The other interesting opera at the
Spoleto Festival USA (see
Summer Opera: Respighi in Spoleto, June 11) was Walter Braunfels's
Die Vögel (The Birds, 1920). It was mentioned by James R. Oestreich in his article (
A Don Giovanni Close to the Edge, Like Everyone Else, June 7) for the
New York Times:
"Die Vögel," a 1920 work based on "The Birds" by Aristophanes, is notable mainly for the lush score by Braunfels, a German composer who fell into obscurity after his music was banned by the Nazis. Despite unmistakable traces of Wagner (especially when the birds' valhalla undergoes a sort of Vögeldämmerung) and Richard Strauss in the music, Braunfels speaks in a bold, confident and appealing voice. The basic problem is the static libretto, also by Braunfels. No amount of outlandish costuming or upper-body twitching (presumably meant to be birdlike) in Jonathan Eaton's production can compensate for a lack of real action.
Another review of that production comes from T. D. Mobley-Martinez (
'Die Voegel' an airy performance that takes flight in fantasy, June 1) for
The State:
The story, based on the Aristophanes play, is a chewy little bonbon in which two bumbling travelers, Good Hope (Roy Cornelius Smith) and Loyal Friend (Dale Travis), search for a legendary kingdom of birds where they can be free of their "earthly burdens." They stumble into this Utopia, which is centered on a priapic, 16-foot tree (one sliver of designer Danila Korodgodsky’s genius on this production). An officious Wren (Olivia Gorra) finds them first, taking them to the Hoopoe (Weston Hurt). Soon the stage is aflutter with birds, strange, staring, twitchy things; painted and coifed and corseted and equipped with twiggy appliances that graft a backpack frame with a dreamcatcher. Two carry purses. One has wooden wings and another recalls a jittery Mozart with Moonpie eyes and jaundice. Curiously, they all carry (wear, pet, hug) rocks on strings like prehistoric necklaces — a metaphor, perhaps, for survival in a flinty world of not very much.

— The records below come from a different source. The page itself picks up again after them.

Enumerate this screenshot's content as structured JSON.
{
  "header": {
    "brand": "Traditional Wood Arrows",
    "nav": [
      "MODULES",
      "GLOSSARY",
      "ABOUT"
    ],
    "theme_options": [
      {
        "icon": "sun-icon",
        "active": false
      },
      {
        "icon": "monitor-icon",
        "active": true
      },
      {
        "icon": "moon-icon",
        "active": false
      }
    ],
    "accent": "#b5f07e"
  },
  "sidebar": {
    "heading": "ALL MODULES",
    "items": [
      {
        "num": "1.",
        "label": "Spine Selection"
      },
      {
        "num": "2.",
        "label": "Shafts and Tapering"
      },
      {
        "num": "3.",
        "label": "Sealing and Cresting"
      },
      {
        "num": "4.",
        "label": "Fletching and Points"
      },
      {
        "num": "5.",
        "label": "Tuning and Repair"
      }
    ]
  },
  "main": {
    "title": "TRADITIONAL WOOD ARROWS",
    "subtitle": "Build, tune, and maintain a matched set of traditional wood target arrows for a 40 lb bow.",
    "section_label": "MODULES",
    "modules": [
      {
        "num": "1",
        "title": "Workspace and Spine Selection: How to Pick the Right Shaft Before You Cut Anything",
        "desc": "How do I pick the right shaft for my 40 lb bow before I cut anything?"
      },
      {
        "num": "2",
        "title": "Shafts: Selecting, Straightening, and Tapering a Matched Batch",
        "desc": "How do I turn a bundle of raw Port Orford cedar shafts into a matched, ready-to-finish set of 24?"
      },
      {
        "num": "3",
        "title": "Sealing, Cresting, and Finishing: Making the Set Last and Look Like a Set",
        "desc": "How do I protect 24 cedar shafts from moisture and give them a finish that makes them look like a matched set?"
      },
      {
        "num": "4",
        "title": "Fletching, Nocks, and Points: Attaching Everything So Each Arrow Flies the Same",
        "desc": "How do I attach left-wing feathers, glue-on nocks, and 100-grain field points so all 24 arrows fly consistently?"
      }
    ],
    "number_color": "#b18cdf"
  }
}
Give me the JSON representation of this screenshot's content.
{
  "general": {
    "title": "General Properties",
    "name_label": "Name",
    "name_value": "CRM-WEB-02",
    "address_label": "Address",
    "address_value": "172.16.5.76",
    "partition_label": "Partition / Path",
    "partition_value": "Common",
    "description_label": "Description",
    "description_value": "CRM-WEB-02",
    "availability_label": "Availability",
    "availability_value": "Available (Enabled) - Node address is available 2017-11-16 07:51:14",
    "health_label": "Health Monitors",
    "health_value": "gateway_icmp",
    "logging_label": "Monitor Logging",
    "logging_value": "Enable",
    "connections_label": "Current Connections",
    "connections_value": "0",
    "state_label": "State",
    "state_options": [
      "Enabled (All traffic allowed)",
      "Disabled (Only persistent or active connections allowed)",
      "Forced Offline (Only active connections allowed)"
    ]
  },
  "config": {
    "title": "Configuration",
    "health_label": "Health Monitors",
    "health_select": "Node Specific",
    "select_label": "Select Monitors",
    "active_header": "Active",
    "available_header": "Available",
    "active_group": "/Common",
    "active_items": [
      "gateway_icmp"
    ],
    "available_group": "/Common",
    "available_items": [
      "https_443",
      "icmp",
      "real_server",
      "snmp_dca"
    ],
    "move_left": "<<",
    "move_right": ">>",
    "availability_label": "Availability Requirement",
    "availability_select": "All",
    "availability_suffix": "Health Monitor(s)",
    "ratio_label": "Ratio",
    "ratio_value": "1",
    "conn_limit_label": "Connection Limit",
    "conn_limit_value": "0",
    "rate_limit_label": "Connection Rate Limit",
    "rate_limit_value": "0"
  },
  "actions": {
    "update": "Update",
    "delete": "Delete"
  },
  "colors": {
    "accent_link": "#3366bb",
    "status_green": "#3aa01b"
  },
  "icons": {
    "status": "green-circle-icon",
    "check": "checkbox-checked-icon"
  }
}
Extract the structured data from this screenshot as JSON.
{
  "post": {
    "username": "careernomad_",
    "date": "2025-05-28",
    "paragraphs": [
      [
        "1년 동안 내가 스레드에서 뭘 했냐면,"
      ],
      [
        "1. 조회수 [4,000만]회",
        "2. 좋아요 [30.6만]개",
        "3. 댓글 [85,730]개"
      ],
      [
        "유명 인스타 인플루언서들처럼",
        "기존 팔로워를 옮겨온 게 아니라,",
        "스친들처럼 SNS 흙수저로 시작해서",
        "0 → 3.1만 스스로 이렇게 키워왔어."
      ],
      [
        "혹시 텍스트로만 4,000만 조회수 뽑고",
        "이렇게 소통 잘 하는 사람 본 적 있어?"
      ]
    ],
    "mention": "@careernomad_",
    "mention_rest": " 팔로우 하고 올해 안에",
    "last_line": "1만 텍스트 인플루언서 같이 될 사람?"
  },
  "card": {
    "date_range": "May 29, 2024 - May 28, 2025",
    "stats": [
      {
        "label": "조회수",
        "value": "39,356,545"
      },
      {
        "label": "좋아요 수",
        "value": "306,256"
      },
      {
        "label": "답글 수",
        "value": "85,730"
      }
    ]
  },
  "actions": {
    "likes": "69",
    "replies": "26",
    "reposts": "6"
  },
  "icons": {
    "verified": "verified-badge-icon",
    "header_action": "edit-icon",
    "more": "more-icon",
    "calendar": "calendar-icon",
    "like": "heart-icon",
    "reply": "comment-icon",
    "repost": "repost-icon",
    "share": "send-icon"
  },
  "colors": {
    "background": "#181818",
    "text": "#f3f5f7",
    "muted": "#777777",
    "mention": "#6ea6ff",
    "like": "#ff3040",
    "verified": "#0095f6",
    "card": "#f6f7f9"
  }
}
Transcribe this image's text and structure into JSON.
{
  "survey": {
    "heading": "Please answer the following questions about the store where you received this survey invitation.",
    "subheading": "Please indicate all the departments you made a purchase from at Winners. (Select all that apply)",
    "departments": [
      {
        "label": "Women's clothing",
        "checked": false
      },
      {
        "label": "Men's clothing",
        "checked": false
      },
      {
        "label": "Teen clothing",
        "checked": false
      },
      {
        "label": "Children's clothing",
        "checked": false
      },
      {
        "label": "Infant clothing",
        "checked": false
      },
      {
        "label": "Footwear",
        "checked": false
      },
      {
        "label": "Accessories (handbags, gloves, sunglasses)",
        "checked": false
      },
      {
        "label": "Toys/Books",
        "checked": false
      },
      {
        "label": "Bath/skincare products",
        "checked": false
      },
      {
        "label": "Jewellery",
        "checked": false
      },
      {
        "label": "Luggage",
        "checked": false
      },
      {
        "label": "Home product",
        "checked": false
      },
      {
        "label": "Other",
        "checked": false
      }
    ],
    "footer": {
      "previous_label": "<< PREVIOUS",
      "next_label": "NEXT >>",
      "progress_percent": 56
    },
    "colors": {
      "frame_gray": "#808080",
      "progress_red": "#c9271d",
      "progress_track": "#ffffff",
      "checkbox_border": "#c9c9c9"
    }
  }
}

The choral parts of the Spoleto operas have been performed by the
Westminster Choir, which has received high marks. The next opera on our list of interesting summer operas (
Opera in the Summer 2005, June 2) is an all too rare performance of Andre-Ernest-Modeste Grétry's
Zémire et Azor, in an English version being called
Beauty and the Beast, at
Opera Theatre of Saint Louis. The only review I could find is by Sarah Bryan Miller (
Beauty and the Beast, June 6) for the
St. Louis Post-Dispatch:
From the model ship that tosses and then sinks beneath silken waves to the bushmen - "invisible" servants, clothed in grassy green that blends in with the set's formal French gardens, who operate the thunder sheet and wind machine and waft singers about with seeming ease - the director-designer team of Renaud Doucet and Andre Barbe have given us a production that delights. Originally entitled Zemire et Azor, this score from 1771 was a favorite of Mozart's, and its influences on him are readily identifiable. The comic servant Ali has definite Papageno-esque tendencies. This is not an opera that makes enormous dramatic demands on its cast; most of the characters just about make it to the two-dimensional. Rather than going ironic and cynical with the piece, Barbe and Doucet have instead elected to emphasize an innocent sense of wonder. It was the right choice.
The production's other pleasures include a cloud tricycle, a great serpent that unfolds from above, an unfolding house and a homage to French film director Jean Cocteau. Barbe's costumes give us the Beast, Azor, as an owl-like bird of prey, in a marvelous feathered costume adorned with fierce talons. He is complemented by a sextet of dancers in gaudily plumed bird heads, who perform a courtly ballet.
It sounds like fun, which is a good thing for opera to be. (
Washington Concert Opera, is it too late to replace the
Cavalleria/
Tabarro double-bill with Grétry? Probably.) Ionarts will be in St. Louis later this month, to hear Britten's
Gloriana with the vocally luscious
Christine Brewer. So, more about that later.